In this case the absentee ballots were delivered to the election judge in ample time to be cast on the voting machine in compliance with all of the provisions of the election code. However, the election judge did not enter the absentee ballots on the machine until after the poll had closed at 7:00 p. m. Art. 7.14 Sec. 7 of the Election Code states in pertinent part as follows:

Between the hours of 2:00 p. m. and 3:00 p. m. on the day of the election, the ballot envelopes shall be opened and the ballots shall be counted and tallied in the same manner as other ballots cast at the election. . .

Article 5.05 Subd. 6(d) of the Election Code also addresses the manner in which absentee ballots shall be counted. It states as follows:

At such time as the presiding judge shall direct, the election officers whose duty it is to count the ballots shall open the absentee ballot box, remove the ballots from the sealed ballot envelopes, and proceed to count and make out returns of all ballots cast absentee, including the ballots voted by personal appearance, in the same way as it is done at a regular polling place.

Article 2.01 of the Election Code must also be considered. It states in pertinent part as follows:

In all elections, general, special or primary, the polls shall be open from seven a. m. o’clock to seven o’clock p. m.... All persons who are within the polling place and all persons who are waiting to enter the polling place at seven o’clock p. m. shall be allowed an opportunity to present themselves for voting in the same manner as if they had appeared and offered themselves for voting during regular voting hours.

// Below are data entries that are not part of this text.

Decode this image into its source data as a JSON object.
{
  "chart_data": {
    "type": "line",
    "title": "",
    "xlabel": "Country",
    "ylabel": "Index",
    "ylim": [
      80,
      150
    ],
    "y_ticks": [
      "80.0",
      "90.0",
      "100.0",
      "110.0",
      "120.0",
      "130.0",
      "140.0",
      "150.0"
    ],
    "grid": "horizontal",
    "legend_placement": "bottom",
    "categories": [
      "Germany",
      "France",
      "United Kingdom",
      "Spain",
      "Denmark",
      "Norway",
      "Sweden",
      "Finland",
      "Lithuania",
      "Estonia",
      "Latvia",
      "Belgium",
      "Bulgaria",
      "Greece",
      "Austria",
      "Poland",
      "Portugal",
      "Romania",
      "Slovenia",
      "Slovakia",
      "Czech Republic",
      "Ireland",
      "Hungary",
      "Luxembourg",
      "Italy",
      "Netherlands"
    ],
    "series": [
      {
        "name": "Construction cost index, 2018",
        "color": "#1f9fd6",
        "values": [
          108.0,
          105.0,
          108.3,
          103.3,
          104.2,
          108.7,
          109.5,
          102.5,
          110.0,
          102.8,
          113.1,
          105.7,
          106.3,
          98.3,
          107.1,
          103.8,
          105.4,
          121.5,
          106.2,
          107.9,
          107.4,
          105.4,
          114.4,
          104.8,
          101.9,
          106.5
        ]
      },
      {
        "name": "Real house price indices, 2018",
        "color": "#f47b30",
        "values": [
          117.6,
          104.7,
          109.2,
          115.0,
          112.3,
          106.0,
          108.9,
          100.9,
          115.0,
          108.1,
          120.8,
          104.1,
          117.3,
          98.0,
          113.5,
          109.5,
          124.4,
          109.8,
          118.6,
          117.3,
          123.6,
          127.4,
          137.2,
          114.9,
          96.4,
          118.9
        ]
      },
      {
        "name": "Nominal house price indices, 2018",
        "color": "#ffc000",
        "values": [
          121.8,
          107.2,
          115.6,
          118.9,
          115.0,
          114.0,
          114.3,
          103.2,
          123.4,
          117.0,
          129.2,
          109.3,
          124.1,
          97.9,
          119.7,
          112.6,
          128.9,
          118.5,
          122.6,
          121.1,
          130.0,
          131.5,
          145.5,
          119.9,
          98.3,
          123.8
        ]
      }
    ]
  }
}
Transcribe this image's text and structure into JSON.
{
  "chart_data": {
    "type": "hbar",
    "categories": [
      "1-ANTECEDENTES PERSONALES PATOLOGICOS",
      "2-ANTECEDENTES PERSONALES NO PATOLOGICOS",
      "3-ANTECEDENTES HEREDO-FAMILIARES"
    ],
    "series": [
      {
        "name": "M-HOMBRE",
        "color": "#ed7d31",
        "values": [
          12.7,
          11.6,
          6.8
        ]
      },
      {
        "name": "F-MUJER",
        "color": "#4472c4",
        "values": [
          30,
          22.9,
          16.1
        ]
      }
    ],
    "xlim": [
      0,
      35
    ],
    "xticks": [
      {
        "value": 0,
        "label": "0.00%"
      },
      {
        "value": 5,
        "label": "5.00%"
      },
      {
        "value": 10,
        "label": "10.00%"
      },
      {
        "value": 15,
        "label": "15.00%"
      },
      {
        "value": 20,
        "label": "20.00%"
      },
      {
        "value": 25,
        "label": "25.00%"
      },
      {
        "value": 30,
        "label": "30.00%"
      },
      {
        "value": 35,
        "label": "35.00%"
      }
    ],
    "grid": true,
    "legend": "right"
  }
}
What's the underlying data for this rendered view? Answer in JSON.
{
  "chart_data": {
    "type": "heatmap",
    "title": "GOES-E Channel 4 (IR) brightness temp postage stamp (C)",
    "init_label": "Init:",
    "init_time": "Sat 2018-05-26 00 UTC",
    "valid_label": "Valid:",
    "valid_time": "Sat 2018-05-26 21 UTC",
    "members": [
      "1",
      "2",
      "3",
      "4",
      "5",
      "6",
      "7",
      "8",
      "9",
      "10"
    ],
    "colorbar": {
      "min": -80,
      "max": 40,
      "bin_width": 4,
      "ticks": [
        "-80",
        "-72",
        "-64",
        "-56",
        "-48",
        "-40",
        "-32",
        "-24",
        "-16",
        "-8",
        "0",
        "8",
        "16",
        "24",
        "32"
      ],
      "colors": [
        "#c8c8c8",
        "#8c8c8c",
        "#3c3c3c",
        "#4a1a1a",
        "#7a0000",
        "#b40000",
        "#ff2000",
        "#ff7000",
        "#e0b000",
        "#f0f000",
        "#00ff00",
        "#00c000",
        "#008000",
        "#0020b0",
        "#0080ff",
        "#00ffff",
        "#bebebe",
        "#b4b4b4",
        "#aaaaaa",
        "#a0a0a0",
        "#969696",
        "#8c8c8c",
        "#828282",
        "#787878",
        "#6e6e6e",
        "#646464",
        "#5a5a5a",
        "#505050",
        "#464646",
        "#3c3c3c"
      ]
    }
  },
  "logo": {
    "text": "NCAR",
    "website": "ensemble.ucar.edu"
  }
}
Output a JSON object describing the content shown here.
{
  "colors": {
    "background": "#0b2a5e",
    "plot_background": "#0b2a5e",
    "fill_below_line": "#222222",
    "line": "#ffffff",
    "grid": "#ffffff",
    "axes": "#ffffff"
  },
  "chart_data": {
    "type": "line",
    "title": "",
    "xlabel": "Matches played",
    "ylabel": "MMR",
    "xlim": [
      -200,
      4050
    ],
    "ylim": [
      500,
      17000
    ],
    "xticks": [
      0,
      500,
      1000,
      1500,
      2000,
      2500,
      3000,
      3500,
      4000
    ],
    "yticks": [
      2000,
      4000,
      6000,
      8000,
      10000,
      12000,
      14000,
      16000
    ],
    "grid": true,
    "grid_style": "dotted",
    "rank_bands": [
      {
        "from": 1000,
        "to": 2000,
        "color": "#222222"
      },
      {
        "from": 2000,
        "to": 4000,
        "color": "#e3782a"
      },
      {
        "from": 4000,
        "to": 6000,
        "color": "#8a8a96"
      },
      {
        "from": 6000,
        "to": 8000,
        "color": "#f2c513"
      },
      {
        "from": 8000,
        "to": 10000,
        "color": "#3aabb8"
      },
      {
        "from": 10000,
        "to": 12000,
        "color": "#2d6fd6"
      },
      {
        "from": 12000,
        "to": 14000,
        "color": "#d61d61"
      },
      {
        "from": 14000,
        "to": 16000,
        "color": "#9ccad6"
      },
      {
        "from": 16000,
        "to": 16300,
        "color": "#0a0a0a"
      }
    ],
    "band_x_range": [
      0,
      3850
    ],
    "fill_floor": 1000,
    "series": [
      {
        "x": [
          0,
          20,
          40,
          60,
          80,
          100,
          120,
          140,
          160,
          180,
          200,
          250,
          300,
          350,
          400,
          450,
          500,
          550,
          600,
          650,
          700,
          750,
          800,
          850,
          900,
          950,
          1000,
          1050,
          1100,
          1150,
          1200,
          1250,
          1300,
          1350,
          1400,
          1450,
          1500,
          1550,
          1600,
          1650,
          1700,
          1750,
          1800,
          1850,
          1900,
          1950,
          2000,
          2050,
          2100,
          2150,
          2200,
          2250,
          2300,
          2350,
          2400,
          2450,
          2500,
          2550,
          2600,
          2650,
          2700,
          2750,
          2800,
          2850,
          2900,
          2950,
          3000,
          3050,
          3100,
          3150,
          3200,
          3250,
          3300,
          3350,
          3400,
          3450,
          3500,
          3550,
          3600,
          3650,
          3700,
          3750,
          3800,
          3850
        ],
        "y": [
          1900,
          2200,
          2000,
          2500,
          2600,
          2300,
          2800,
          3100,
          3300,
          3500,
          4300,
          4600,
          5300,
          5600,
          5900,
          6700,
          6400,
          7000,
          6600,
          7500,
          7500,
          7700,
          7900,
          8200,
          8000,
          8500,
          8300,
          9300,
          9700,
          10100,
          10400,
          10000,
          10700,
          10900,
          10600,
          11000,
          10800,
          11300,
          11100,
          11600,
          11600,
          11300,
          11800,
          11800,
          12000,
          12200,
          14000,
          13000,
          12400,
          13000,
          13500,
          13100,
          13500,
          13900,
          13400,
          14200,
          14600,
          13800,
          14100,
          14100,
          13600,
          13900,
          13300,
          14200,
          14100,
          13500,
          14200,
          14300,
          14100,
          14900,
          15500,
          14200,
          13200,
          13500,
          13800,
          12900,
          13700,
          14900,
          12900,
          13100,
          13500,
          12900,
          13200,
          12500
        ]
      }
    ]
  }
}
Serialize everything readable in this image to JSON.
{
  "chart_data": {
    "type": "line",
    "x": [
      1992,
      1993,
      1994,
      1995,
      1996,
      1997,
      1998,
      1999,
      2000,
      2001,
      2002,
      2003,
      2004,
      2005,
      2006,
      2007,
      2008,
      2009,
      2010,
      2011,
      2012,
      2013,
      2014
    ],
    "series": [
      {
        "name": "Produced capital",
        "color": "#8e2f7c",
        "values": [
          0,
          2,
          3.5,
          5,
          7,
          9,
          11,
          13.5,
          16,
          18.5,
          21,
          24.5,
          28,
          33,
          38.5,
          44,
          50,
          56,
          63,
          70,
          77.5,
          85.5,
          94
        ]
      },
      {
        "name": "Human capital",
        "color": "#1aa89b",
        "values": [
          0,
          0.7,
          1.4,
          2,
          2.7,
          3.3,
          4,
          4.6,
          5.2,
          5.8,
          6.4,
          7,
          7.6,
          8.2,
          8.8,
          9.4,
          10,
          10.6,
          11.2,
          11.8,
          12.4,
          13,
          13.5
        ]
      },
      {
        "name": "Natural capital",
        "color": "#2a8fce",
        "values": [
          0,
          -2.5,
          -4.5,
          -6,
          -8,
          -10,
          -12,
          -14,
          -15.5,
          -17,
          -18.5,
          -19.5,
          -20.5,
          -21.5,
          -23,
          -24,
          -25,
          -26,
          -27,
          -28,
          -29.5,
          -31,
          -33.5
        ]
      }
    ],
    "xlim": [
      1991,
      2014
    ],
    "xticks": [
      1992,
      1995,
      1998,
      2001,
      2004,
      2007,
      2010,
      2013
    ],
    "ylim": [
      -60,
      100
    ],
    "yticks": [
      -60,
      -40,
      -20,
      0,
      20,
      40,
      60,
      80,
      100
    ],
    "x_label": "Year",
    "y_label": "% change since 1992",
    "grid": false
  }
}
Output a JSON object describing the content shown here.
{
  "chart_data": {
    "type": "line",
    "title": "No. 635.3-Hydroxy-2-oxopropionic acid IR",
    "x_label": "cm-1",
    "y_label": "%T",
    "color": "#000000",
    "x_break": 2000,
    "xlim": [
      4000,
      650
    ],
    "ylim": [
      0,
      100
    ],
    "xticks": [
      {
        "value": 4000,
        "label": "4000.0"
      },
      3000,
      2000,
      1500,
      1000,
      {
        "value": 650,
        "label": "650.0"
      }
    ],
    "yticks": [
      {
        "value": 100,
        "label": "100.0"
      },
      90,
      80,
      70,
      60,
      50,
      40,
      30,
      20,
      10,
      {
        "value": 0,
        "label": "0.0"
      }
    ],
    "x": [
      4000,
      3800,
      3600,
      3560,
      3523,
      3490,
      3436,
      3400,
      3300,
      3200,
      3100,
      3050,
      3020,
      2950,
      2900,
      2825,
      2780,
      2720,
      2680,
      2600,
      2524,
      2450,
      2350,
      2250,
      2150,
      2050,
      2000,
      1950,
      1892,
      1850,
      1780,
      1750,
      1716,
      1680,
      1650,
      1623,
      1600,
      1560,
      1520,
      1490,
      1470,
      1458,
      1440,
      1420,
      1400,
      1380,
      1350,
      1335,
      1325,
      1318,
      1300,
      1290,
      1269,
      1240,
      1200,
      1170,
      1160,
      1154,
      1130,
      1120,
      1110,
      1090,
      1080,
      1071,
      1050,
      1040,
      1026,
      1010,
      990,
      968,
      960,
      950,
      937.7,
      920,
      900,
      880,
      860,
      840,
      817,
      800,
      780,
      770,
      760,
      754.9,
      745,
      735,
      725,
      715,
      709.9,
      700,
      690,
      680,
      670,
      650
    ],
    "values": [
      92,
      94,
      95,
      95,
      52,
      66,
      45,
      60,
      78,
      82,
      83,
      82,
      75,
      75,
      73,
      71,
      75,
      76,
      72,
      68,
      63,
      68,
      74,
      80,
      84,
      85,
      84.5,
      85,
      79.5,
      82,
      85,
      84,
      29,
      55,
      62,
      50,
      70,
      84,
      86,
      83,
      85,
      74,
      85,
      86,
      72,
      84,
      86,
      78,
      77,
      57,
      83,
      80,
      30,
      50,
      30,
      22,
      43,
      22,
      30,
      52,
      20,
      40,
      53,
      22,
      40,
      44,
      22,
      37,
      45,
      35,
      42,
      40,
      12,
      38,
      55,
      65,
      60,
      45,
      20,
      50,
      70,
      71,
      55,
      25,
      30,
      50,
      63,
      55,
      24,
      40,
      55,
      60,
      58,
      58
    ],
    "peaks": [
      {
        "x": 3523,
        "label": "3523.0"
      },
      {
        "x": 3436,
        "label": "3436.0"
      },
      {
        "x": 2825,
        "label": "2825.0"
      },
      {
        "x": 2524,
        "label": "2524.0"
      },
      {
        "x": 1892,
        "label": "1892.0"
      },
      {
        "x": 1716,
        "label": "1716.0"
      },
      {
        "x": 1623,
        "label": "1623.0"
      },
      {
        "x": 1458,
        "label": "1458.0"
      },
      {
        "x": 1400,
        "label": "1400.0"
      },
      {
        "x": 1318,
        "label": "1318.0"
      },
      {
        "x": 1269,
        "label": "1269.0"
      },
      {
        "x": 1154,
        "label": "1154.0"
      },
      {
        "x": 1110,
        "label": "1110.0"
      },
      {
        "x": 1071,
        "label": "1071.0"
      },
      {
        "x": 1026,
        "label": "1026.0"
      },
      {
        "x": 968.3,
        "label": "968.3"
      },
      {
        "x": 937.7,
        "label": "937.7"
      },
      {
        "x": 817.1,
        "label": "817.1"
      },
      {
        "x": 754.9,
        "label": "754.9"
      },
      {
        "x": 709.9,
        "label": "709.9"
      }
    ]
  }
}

In this case the contestant’s complaints are directed at the election judge, not the voter, in that the ballots were not entered upon the voting machine between 2:00 p. m. and 3:00 p. m., and that they were not entered upon the voting machine prior to 7:00 p. m. Heretofore the courts have held that the provisions of the election code will be interpreted as directory where they regulate the conduct of the election officials, unless otherwise specifically provided. Day v. Crutchfield, 400 S.W.2d 377 (Tex.Civ.App.—Texarkana 1965, writ dism’d); City of Roma v. Gonzalez, 397 S.W.2d 943 (Tex.Civ.App.—San Antonio 1965, writ ref’d n. r. e.). In this case it would indeed be harsh to disenfranchise twenty-nine voters for the act of an election official over whom they had no control. We hold that Art. 7.14 Sec. 7 and Art. 2.01 of the election code, directing an election judge when to enter absentee paper ballots on a voting machine, are directory. We sustain the appellant’s point of error.

The contestant/appellee also alleged in his motion for summary judgment that all absentee ballots were illegally cast and void for the reason that the absentee voting was done in the City Hall of Piney Point, which is located outside of the boundaries of the city.

The City of Piney Point Village is a zoned city. It is primarily residential and permits no commercial buildings or commercial ac *785 tivity within its corporate limits. To preserve the integrity of this zoning ordinance, the city government chose to place their city offices a short distance outside of the city limits of Piney Point in the city of Houston.

The election in this case was properly called by the City. The call and notice provided that the corporate boundaries of the City would constitute one voting precinct; that the election be held on April 4, 1980, between the hours of 7:00 a. m. and 7:00 p. m.; that Memorial Drive Elementary School located within Piney Point Village, be designated as the voting place on election day; and that absentee polling would be conducted at the City of Piney Point Village offices.